On sait qu'on ne sait pas.

C'est quand l'humanité

à la peste acculée

Renoue un peu enfin

Avec l'humilité.

 

PORTES OUVERTES  Thierry F. Conteur, journaliste-documentariste. Loire Atlantique.

Il est 10 heures en ce 10ème jour de confinement, quand j’entends la sonnette de la maison s’agiter. "C’est quoi ce cirque?" pensais-je d’abord, me demandant qui peut venir en ce moment, il était trop tôt pour que le facteur.

Je me penche à la fenêtre de la cuisine, et je vois un grand gaillard sans doute d’origine africaine, souriant et goguenard, habillé de manière très chic, comme seul savent le faire les africains, qui m’adresse ainsi la parole. « Je reviens de faire le courses au village, j’habite un peu plus loin dans votre rue et je vois que vous avez oublié de fermer le coffre de votre voiture » « Ok, merci pour votre attention » lui répondis-je « je vais aller le fermer, bonne journée à vous. » Le voisin s’en va en sifflotant, avec un petit salut sympathique complètement assorti à son sourire.

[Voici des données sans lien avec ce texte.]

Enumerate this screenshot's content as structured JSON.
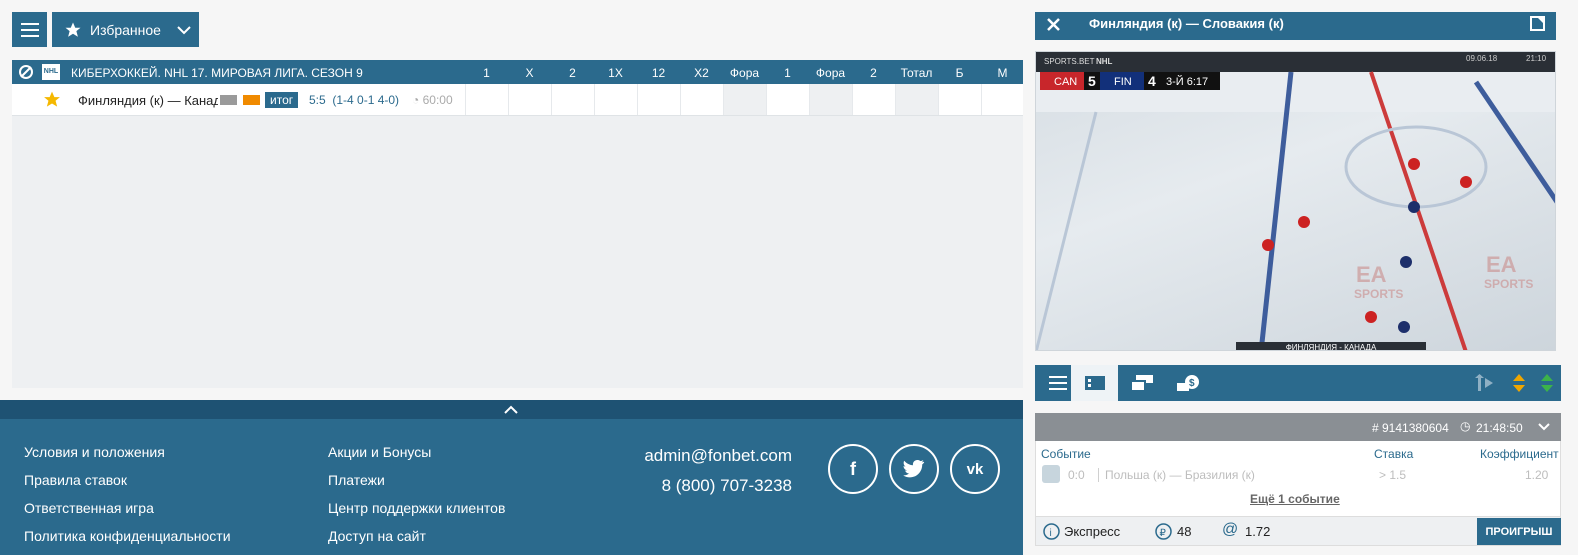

Ce voisin, je l’avais déjà aperçu dans une réunion locale.Sans lui avoir adressé la parole, il m’avait paru particulièrement affable, intelligent et sociable. Il devait habiter, je pense cette maison protégée par une végétation importante, avec des volets verts. Etant allé plusieurs fois en Afrique, j’essayais de deviner le pays d’où il était originaire, je ne sais pas pourquoi mais j’ai pensé au Congo, ou un autre pays d’Afrique centrale, à cause de son physique, en plus je pressentais qu’il devait être musicien, et dieu sait si le Congo est un pays de musique. Il paraissait avoir la trentaine, je le voyais marié et père d’un ou deux enfants, très attentifs à leur éducation, joueur, sportif, sans doute exerçant un métier intellectuel, voire scientifique, je le voyais bien chercheur ou géologue.

Je revins m’assoir dans un fauteuil du salon, et tâchais de donner une suite à mon histoire. Comme dans un rêve, j’imaginais Gilles-c’est le nom que je lui attribuais- comme un anthropologue de renom, partant régulièrement dans la vallée du Congo pour y étudier l’histoire et la civilisation des peuples longeant ce grand fleuve africain, qui fut peut-être le berceau de toute l’humanité. Je le devinais en train de découvrir quelque chose d’extraordinaire, comme les ruines d’une ville inconnue qui aurait été la capitale d’un empire, au même moment que Rome en Europe. J'observais sa main établir les plans, dessiner les maisons puis revenir chez nous, pour y tenir des conférences sur la découverte de cette ville qui ruinaient toutes les idées reçues sur l’histoire du continent africain. La vue du coffre ouvert avait dû lui rappeler ces trous dans le rocher ou il avait vu les premiers signes de son incroyable trouvaille.

Je me promis d’essayer de rentrer en contact avec ce voisin passionnant, dès que la situation le permettrait. C’est-à-dire plus tard, lorsque le corona ne sera plus qu’un souvenir et ne fera plus penser qu’à la bière du même nom.